¹ C represents the sound speed (m/s); ² MA represents the moving average; ³ T represents the temperature (°C); ⁴ The reference sound speed obtained from CTD; ⁵ The reference temperature obtained from CTD.

.

It can be seen that the RMSEs of the sound speed and temperature are greatly improved after the moving average, while the average values change slightly. Consequently, the moving average is suitable to eliminate the noise and, at the same time, has a relatively small influence on results. More visible results are diagramed in Figure 13 using data from Table 4.

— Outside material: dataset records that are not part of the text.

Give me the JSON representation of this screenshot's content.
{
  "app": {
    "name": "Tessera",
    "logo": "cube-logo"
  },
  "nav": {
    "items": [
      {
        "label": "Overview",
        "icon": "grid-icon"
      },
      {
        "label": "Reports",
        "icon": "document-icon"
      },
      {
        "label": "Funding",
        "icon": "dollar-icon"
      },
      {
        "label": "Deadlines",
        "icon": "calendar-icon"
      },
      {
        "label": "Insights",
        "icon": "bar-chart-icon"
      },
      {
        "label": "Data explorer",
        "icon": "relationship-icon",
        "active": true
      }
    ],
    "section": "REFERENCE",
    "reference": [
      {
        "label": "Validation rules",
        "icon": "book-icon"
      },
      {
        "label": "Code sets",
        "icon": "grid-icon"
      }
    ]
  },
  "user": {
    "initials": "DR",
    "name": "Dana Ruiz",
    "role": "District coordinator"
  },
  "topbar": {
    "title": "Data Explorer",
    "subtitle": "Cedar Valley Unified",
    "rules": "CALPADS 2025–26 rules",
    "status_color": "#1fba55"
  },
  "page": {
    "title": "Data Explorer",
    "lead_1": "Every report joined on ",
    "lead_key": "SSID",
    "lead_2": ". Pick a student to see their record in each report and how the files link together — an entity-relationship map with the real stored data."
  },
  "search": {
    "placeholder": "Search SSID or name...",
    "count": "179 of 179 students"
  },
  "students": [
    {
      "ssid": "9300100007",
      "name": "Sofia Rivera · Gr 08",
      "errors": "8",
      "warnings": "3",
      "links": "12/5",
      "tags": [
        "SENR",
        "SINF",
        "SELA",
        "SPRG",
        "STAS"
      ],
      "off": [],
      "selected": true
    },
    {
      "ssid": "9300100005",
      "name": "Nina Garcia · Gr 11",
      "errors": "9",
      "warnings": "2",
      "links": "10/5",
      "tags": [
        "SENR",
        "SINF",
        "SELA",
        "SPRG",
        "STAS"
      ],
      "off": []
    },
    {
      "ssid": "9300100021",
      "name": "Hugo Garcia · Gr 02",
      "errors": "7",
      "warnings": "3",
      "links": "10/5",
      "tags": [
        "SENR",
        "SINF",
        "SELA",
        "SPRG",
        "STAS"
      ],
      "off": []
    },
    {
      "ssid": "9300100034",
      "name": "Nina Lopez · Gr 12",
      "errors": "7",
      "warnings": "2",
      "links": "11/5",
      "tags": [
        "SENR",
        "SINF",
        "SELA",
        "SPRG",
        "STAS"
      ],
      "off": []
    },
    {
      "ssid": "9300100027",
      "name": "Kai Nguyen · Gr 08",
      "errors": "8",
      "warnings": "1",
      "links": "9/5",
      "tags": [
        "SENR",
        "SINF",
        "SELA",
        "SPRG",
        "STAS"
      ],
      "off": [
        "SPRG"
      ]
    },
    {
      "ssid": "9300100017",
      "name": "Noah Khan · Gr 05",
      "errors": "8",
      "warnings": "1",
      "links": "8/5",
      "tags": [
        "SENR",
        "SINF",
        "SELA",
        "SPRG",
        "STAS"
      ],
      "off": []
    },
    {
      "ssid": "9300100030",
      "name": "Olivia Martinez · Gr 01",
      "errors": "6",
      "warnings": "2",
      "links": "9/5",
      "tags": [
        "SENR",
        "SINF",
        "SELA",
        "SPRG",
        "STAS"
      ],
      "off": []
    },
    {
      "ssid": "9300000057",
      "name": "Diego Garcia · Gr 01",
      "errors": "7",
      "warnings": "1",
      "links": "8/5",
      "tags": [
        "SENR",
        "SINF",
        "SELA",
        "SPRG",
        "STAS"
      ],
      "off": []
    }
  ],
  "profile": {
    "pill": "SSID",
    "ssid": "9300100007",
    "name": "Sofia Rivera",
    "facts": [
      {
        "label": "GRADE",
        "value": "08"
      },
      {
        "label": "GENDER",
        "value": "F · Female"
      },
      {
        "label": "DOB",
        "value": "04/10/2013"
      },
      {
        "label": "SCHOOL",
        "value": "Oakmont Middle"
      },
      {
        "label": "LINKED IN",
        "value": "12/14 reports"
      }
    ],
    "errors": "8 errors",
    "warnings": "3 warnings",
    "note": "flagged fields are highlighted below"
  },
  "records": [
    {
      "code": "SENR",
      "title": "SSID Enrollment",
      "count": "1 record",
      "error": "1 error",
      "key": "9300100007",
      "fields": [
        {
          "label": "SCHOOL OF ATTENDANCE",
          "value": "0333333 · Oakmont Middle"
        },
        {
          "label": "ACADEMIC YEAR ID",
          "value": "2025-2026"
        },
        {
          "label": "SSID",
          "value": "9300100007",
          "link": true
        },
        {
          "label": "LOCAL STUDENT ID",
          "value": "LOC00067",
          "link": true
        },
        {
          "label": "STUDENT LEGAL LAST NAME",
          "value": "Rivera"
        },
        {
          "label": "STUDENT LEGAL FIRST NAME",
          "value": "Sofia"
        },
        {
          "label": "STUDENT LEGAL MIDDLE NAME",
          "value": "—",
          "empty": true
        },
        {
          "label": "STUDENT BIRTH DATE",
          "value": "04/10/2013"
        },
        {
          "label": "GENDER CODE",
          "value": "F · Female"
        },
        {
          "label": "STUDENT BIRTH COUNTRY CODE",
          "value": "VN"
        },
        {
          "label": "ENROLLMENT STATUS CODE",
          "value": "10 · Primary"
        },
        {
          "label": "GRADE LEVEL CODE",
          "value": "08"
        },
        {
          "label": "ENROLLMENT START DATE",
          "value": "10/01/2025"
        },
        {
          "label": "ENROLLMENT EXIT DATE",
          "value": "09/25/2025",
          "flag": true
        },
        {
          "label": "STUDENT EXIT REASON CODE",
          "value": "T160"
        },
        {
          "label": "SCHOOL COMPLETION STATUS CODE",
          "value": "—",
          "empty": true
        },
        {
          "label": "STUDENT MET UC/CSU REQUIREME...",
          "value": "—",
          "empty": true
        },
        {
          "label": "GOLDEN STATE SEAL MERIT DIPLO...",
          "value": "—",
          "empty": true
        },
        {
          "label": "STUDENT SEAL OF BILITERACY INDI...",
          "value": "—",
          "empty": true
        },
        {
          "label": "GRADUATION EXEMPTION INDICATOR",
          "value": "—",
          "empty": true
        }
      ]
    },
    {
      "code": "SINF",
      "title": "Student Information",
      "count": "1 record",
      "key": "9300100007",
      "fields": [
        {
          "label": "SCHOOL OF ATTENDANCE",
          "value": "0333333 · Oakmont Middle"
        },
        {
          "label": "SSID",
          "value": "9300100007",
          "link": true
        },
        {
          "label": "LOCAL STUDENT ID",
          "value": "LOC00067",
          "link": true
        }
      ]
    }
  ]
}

4. Discussion and Conclusions

In this study, two CAT systems were used to conduct a reciprocal sound transmission experiment in Thousand-Island Lake, China. CTD casts were performed during the experiment to obtain temperature profiling as well as terrain data. Range independent ray simulation was carried out to trace ray paths and calculate segment lengths when the sound rays propagate across each layer. Five rays across different layers and relevant travel times were obtained by sound simulation with Bellhop. Correlation of the received data with the transmitted signals was conducted for arrival peak identification. After that, the multi-path arrival peaks were distinguished. Five peaks were successfully identified, although the SNR of the first two peaks were significantly larger than the last three peaks. Time windows were used to determine the travel time for each ray path. The travel time of rays were extracted from the multi-arrival peaks and were preprocessed with a focus on position drifting correction. The layer sound speed and temperature were inverted by regularized inversion, showing a good consistency with the CTD measurements. RMSE of the temperature was 0.3494, 0.6838, 1.0236 and 1.0985 °C for layer 1, 2, 3 and 4, respectively, and it was further decreased to 0.2858, 0.4742, 0.7719 and 0.9945 °C, respectively, by a 15 min moving average.

This study shows a great feasibility and considerable accuracy of the high-frequency CAT system in short-range applications. Moreover, a relatively lager number of multi-path arrival peaks can be identified despite significant energy loss after bottom reflection, which increases the accuracy of vertical slice inversion. Additionally, 3D mapping of water temperature can be performed based on accurate vertical slice inversion along several transmission lines.